New Bird Flu Case Confirmed in Village Where Two Recently Died

The year’s third case of human avian influenza has been confirmed in a 4-year-old boy in the same village in Kratie province where two siblings died of the virus earlier this month, the Ministry of Health and the World Health Organization (WHO) said Wednesday.

The 4-year-old from Snuol district’s Sre Cha commune was found to have contracted the H5N1 virus after the Ministry of Health’s rapid response team noticed that he had developed a fever, cough, sore throat, runny nose and vomiting on February 12, the ministry and WHO said in a joint statement.

“First we had [2014’s] case number 2 in the village, and then the rapid response team set up surveillance and that’s how we found him,” Vicky Houssiere, WHO communications officer, said.

The boy, Ms. Houssiere said, was administered Tamiflu, the anti-retroviral drug recommended for H5N1 treatment, and is currently in good condition at Kratie provincial hospital.

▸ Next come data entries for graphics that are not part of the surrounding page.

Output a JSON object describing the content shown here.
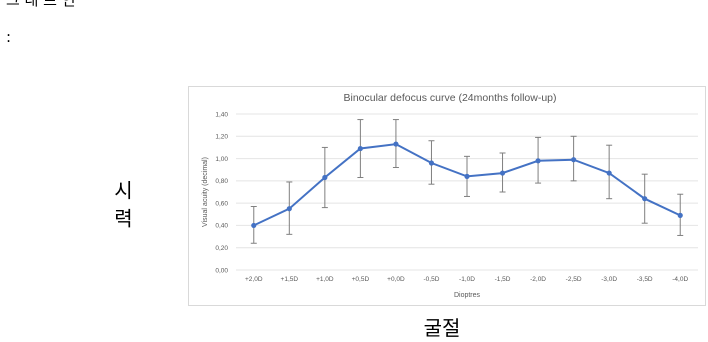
{
  "page": {
    "top_caption": "그 래 프 인",
    "colon": ":",
    "y_caption": "시력",
    "x_caption": "굴절"
  },
  "chart_data": {
    "type": "line",
    "title": "Binocular defocus curve (24months follow-up)",
    "xlabel": "Dioptres",
    "ylabel": "Visual acuity (decimal)",
    "categories": [
      "+2,0D",
      "+1,5D",
      "+1,0D",
      "+0,5D",
      "+0,0D",
      "-0,5D",
      "-1,0D",
      "-1,5D",
      "-2,0D",
      "-2,5D",
      "-3,0D",
      "-3,5D",
      "-4,0D"
    ],
    "series": [
      {
        "values": [
          0.4,
          0.55,
          0.83,
          1.09,
          1.13,
          0.96,
          0.84,
          0.87,
          0.98,
          0.99,
          0.87,
          0.64,
          0.49
        ],
        "error_low": [
          0.24,
          0.32,
          0.56,
          0.83,
          0.92,
          0.77,
          0.66,
          0.7,
          0.78,
          0.8,
          0.64,
          0.42,
          0.31
        ],
        "error_high": [
          0.57,
          0.79,
          1.1,
          1.35,
          1.35,
          1.16,
          1.02,
          1.05,
          1.19,
          1.2,
          1.12,
          0.86,
          0.68
        ],
        "color": "#4472c4"
      }
    ],
    "ylim": [
      0,
      1.4
    ],
    "yticks": [
      0.0,
      0.2,
      0.4,
      0.6,
      0.8,
      1.0,
      1.2,
      1.4
    ],
    "ytick_labels": [
      "0,00",
      "0,20",
      "0,40",
      "0,60",
      "0,80",
      "1,00",
      "1,20",
      "1,40"
    ],
    "grid": true,
    "legend": "none"
  }
}
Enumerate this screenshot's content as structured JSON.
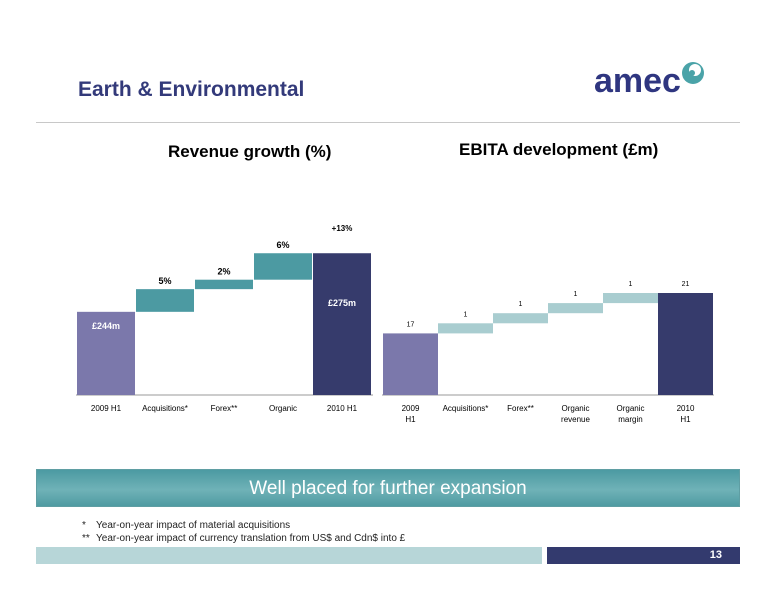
{
  "slide": {
    "title": "Earth & Environmental",
    "logo_text": "amec",
    "banner": "Well placed for further expansion",
    "footnotes": [
      {
        "marker": "*",
        "text": "Year-on-year impact  of material acquisitions"
      },
      {
        "marker": "**",
        "text": "Year-on-year impact of currency translation from US$ and Cdn$ into £"
      }
    ],
    "page_number": "13"
  },
  "colors": {
    "title": "#333a7a",
    "start_bar": "#7b78ab",
    "end_bar": "#363b6c",
    "revenue_step": "#4c9aa2",
    "ebita_step": "#a9cdd0",
    "banner": "#4c9aa2"
  },
  "chart_data": [
    {
      "type": "bar",
      "subtype": "waterfall",
      "title": "Revenue growth (%)",
      "categories": [
        "2009 H1",
        "Acquisitions*",
        "Forex**",
        "Organic",
        "2010 H1"
      ],
      "value_labels": [
        "£244m",
        "5%",
        "2%",
        "6%",
        "£275m"
      ],
      "values_gbp_m": [
        244,
        12,
        5,
        14,
        275
      ],
      "annotation": "+13%",
      "grid": false,
      "legend": "none"
    },
    {
      "type": "bar",
      "subtype": "waterfall",
      "title": "EBITA development (£m)",
      "categories": [
        "2009 H1",
        "Acquisitions*",
        "Forex**",
        "Organic revenue",
        "Organic margin",
        "2010 H1"
      ],
      "values": [
        17,
        1,
        1,
        1,
        1,
        21
      ],
      "value_labels": [
        "17",
        "1",
        "1",
        "1",
        "1",
        "21"
      ],
      "grid": false,
      "legend": "none"
    }
  ]
}
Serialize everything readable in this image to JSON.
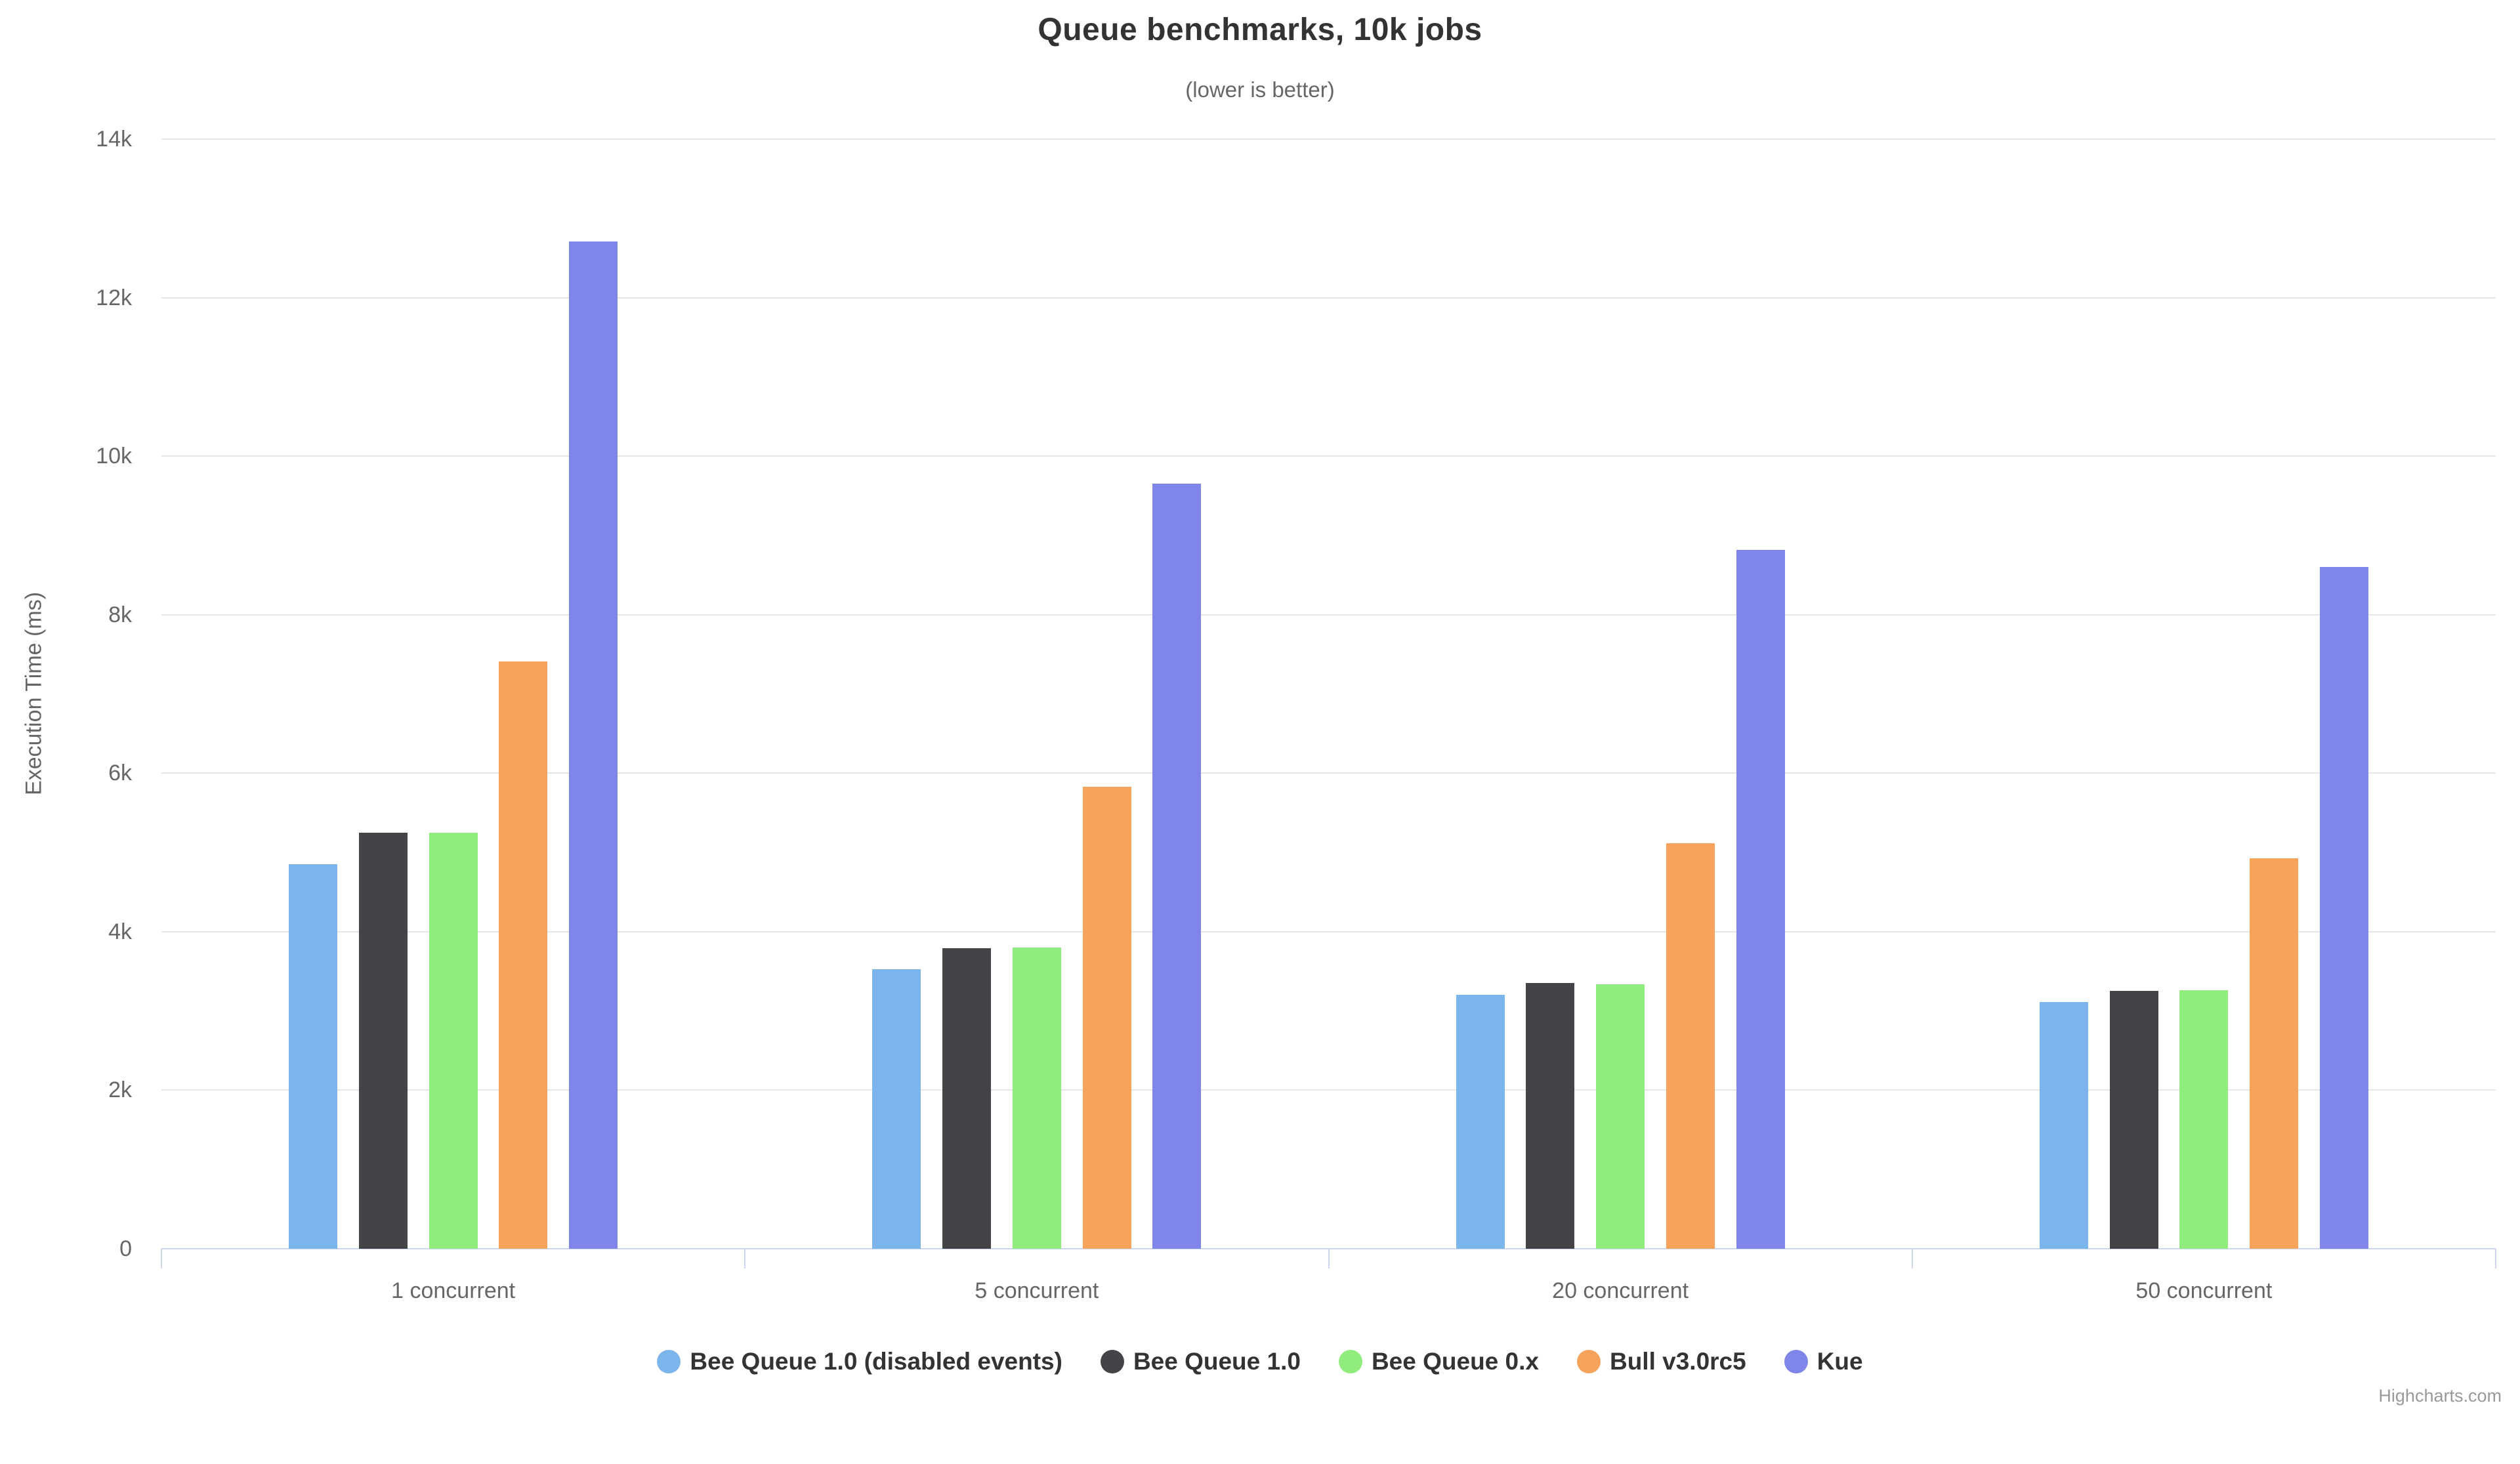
{
  "chart": {
    "colors": {
      "background": "#ffffff",
      "grid": "#e6e6e6",
      "axis": "#ccd6eb",
      "title_text": "#333333",
      "subtitle_text": "#666666",
      "axis_label_text": "#666666",
      "legend_text": "#333333",
      "credits_text": "#999999"
    }
  },
  "chart_data": {
    "type": "bar",
    "orientation": "vertical",
    "title": "Queue benchmarks, 10k jobs",
    "subtitle": "(lower is better)",
    "xlabel": "",
    "ylabel": "Execution Time (ms)",
    "categories": [
      "1 concurrent",
      "5 concurrent",
      "20 concurrent",
      "50 concurrent"
    ],
    "series": [
      {
        "name": "Bee Queue 1.0 (disabled events)",
        "color": "#7cb5ec",
        "values": [
          4850,
          3530,
          3200,
          3110
        ]
      },
      {
        "name": "Bee Queue 1.0",
        "color": "#434348",
        "values": [
          5250,
          3790,
          3350,
          3250
        ]
      },
      {
        "name": "Bee Queue 0.x",
        "color": "#90ed7d",
        "values": [
          5250,
          3800,
          3340,
          3260
        ]
      },
      {
        "name": "Bull v3.0rc5",
        "color": "#f7a35c",
        "values": [
          7410,
          5830,
          5120,
          4930
        ]
      },
      {
        "name": "Kue",
        "color": "#8085e9",
        "values": [
          12710,
          9650,
          8820,
          8600
        ]
      }
    ],
    "ylim": [
      0,
      14000
    ],
    "ytick_step": 2000,
    "ytick_labels": [
      "0",
      "2k",
      "4k",
      "6k",
      "8k",
      "10k",
      "12k",
      "14k"
    ],
    "grid": true,
    "legend_position": "bottom",
    "credits": "Highcharts.com"
  }
}
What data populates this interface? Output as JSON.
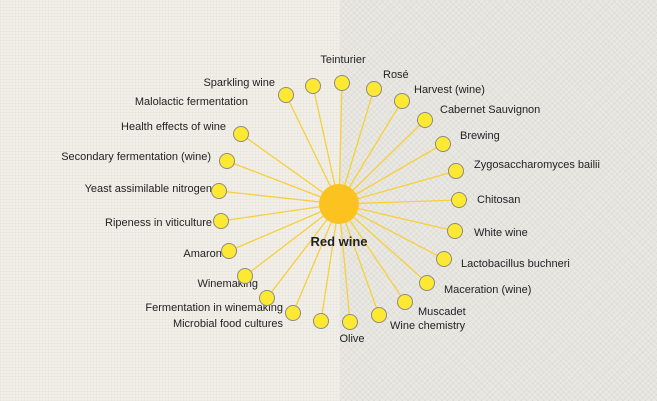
{
  "colors": {
    "node_fill": "#fde933",
    "node_stroke": "#8d8a80",
    "edge": "#f7cf3b",
    "center_fill": "#fcc21f",
    "label": "#222222"
  },
  "center": {
    "label": "Red wine"
  },
  "nodes": [
    {
      "label": "Teinturier"
    },
    {
      "label": "Rosé"
    },
    {
      "label": "Harvest (wine)"
    },
    {
      "label": "Cabernet Sauvignon"
    },
    {
      "label": "Brewing"
    },
    {
      "label": "Zygosaccharomyces bailii"
    },
    {
      "label": "Chitosan"
    },
    {
      "label": "White wine"
    },
    {
      "label": "Lactobacillus buchneri"
    },
    {
      "label": "Maceration (wine)"
    },
    {
      "label": "Muscadet"
    },
    {
      "label": "Wine chemistry"
    },
    {
      "label": "Olive"
    },
    {
      "label": "Microbial food cultures"
    },
    {
      "label": "Fermentation in winemaking"
    },
    {
      "label": "Winemaking"
    },
    {
      "label": "Amarone"
    },
    {
      "label": "Ripeness in viticulture"
    },
    {
      "label": "Yeast assimilable nitrogen"
    },
    {
      "label": "Secondary fermentation (wine)"
    },
    {
      "label": "Health effects of wine"
    },
    {
      "label": "Malolactic fermentation"
    },
    {
      "label": "Sparkling wine"
    }
  ]
}
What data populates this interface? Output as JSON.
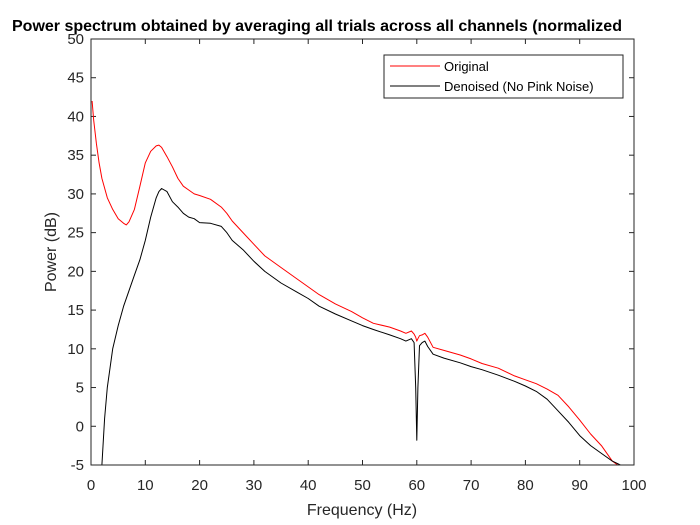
{
  "chart_data": {
    "type": "line",
    "title": "Power spectrum obtained by averaging all trials across all channels (normalized",
    "xlabel": "Frequency (Hz)",
    "ylabel": "Power (dB)",
    "xlim": [
      0,
      100
    ],
    "ylim": [
      -5,
      50
    ],
    "xticks": [
      "0",
      "10",
      "20",
      "30",
      "40",
      "50",
      "60",
      "70",
      "80",
      "90",
      "100"
    ],
    "yticks": [
      "-5",
      "0",
      "5",
      "10",
      "15",
      "20",
      "25",
      "30",
      "35",
      "40",
      "45",
      "50"
    ],
    "grid": false,
    "legend_position": "top-right",
    "series": [
      {
        "name": "Original",
        "color": "#ff0000",
        "x": [
          0.2,
          0.5,
          1,
          1.5,
          2,
          3,
          4,
          5,
          6,
          6.5,
          7,
          8,
          9,
          10,
          11,
          12,
          12.5,
          13,
          14,
          15,
          16,
          17,
          18,
          19,
          20,
          22,
          24,
          25,
          26,
          28,
          30,
          32,
          35,
          38,
          40,
          42,
          45,
          48,
          50,
          52,
          55,
          57,
          58,
          59,
          59.5,
          59.8,
          60,
          60.2,
          60.5,
          61,
          61.5,
          62,
          63,
          65,
          68,
          70,
          72,
          75,
          78,
          80,
          82,
          84,
          86,
          88,
          90,
          92,
          94,
          96,
          98
        ],
        "y": [
          42.0,
          39.5,
          36.5,
          34.0,
          32.0,
          29.5,
          28.0,
          26.8,
          26.2,
          26.0,
          26.4,
          28.0,
          31.0,
          34.0,
          35.5,
          36.2,
          36.3,
          36.0,
          34.8,
          33.5,
          32.0,
          31.0,
          30.5,
          30.0,
          29.8,
          29.3,
          28.3,
          27.5,
          26.5,
          25.0,
          23.5,
          22.0,
          20.5,
          19.0,
          18.0,
          17.0,
          15.8,
          14.8,
          14.0,
          13.3,
          12.8,
          12.3,
          12.0,
          12.3,
          11.9,
          11.5,
          11.0,
          11.3,
          11.7,
          11.8,
          12.0,
          11.5,
          10.2,
          9.8,
          9.2,
          8.7,
          8.1,
          7.5,
          6.5,
          6.0,
          5.5,
          4.8,
          4.0,
          2.5,
          0.8,
          -1.0,
          -2.5,
          -4.5,
          -5.5
        ]
      },
      {
        "name": "Denoised (No Pink Noise)",
        "color": "#000000",
        "x": [
          2,
          2.5,
          3,
          3.5,
          4,
          5,
          6,
          7,
          8,
          9,
          10,
          11,
          12,
          12.5,
          13,
          14,
          15,
          16,
          17,
          18,
          19,
          20,
          22,
          24,
          25,
          26,
          28,
          30,
          32,
          35,
          38,
          40,
          42,
          45,
          48,
          50,
          52,
          55,
          57,
          58,
          59,
          59.5,
          59.8,
          60,
          60.2,
          60.5,
          61,
          61.5,
          62,
          63,
          65,
          68,
          70,
          72,
          75,
          78,
          80,
          82,
          84,
          86,
          88,
          90,
          92,
          94,
          96,
          97.5
        ],
        "y": [
          -5.0,
          1.0,
          5.0,
          7.5,
          10.0,
          13.0,
          15.5,
          17.5,
          19.5,
          21.5,
          24.0,
          27.0,
          29.5,
          30.3,
          30.7,
          30.3,
          29.0,
          28.3,
          27.5,
          27.0,
          26.8,
          26.3,
          26.2,
          25.8,
          25.0,
          24.0,
          22.8,
          21.3,
          20.0,
          18.5,
          17.3,
          16.5,
          15.5,
          14.5,
          13.6,
          13.0,
          12.5,
          11.8,
          11.3,
          11.0,
          11.3,
          10.8,
          5.0,
          -1.8,
          5.0,
          10.4,
          10.8,
          11.0,
          10.3,
          9.3,
          8.8,
          8.2,
          7.7,
          7.3,
          6.6,
          5.8,
          5.2,
          4.5,
          3.5,
          2.0,
          0.5,
          -1.2,
          -2.5,
          -3.5,
          -4.5,
          -5.0
        ]
      }
    ]
  }
}
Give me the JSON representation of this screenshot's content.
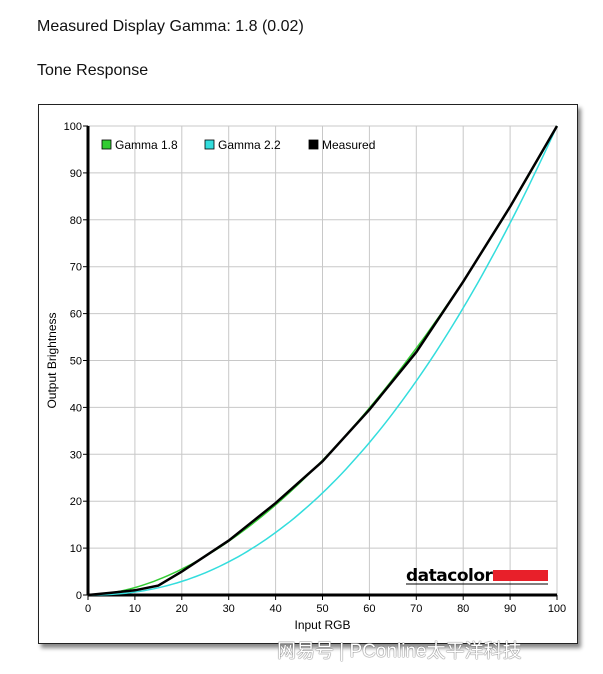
{
  "header": {
    "gamma_line": "Measured Display Gamma: 1.8 (0.02)",
    "section_title": "Tone Response"
  },
  "watermark": "网易号 | PConline太平洋科技",
  "logo": {
    "text": "datacolor",
    "color": "#e8202a"
  },
  "chart_data": {
    "type": "line",
    "title": "Tone Response",
    "xlabel": "Input RGB",
    "ylabel": "Output Brightness",
    "xlim": [
      0,
      100
    ],
    "ylim": [
      0,
      100
    ],
    "xticks": [
      0,
      10,
      20,
      30,
      40,
      50,
      60,
      70,
      80,
      90,
      100
    ],
    "yticks": [
      0,
      10,
      20,
      30,
      40,
      50,
      60,
      70,
      80,
      90,
      100
    ],
    "grid": true,
    "legend_position": "top-left",
    "series": [
      {
        "name": "Gamma 1.8",
        "color": "#33cc33",
        "gamma": 1.8
      },
      {
        "name": "Gamma 2.2",
        "color": "#33dddd",
        "gamma": 2.2
      },
      {
        "name": "Measured",
        "color": "#000000",
        "x": [
          0,
          5,
          10,
          15,
          20,
          25,
          30,
          40,
          50,
          60,
          70,
          80,
          90,
          100
        ],
        "y": [
          0,
          0.5,
          1.0,
          2.0,
          5.0,
          8.3,
          11.6,
          19.6,
          28.5,
          39.5,
          51.8,
          66.8,
          82.8,
          100
        ]
      }
    ]
  }
}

“This is the first time that we found a new case through the rapid response team and their surveillance, so this is really good news,” she said, adding that the teams usually stayed in areas where outbreaks have been confirmed to educate residents not to eat or touch dead and sick poultry and to test people showing symptoms of H5N1, which are similar to a seasonal influenza.

About 350 chickens, geese and ducks on backyard farms in Kbal Trach village had died starting mid-January, Ms. Houssiere said.

Earlier this month, a 8-year-old boy and his 2-year-old sister died after they ate a sick chicken their father had prepared for them.

After bird flu was confirmed as the boy’s cause of death—the girl could not be tested as she had already passed away—residents became concerned about their own sick livestock and many people culled them.

“Almost everybody killed their chickens if they were sick,” Lech Kroeunh, Kbal Trach deputy village chief, said Wednesday.

The Ministry of Health and the WHO launched a public awareness campaign in January, calling on people to stay away from sick and dead poultry.

The campaigns were also frequently broadcast last year, when 12 people died of a total of 26 confirmed cases of H5N1 in humans, the worst outbreak the county has seen since the virus was first found in 2005.

The public awareness campaigns appear to have brought little change in people’s behavior, and the Ministry of Agriculture has been criticized for refusing to provide compensation for poultry that dies or must be culled, which has proven successful in neighboring countries.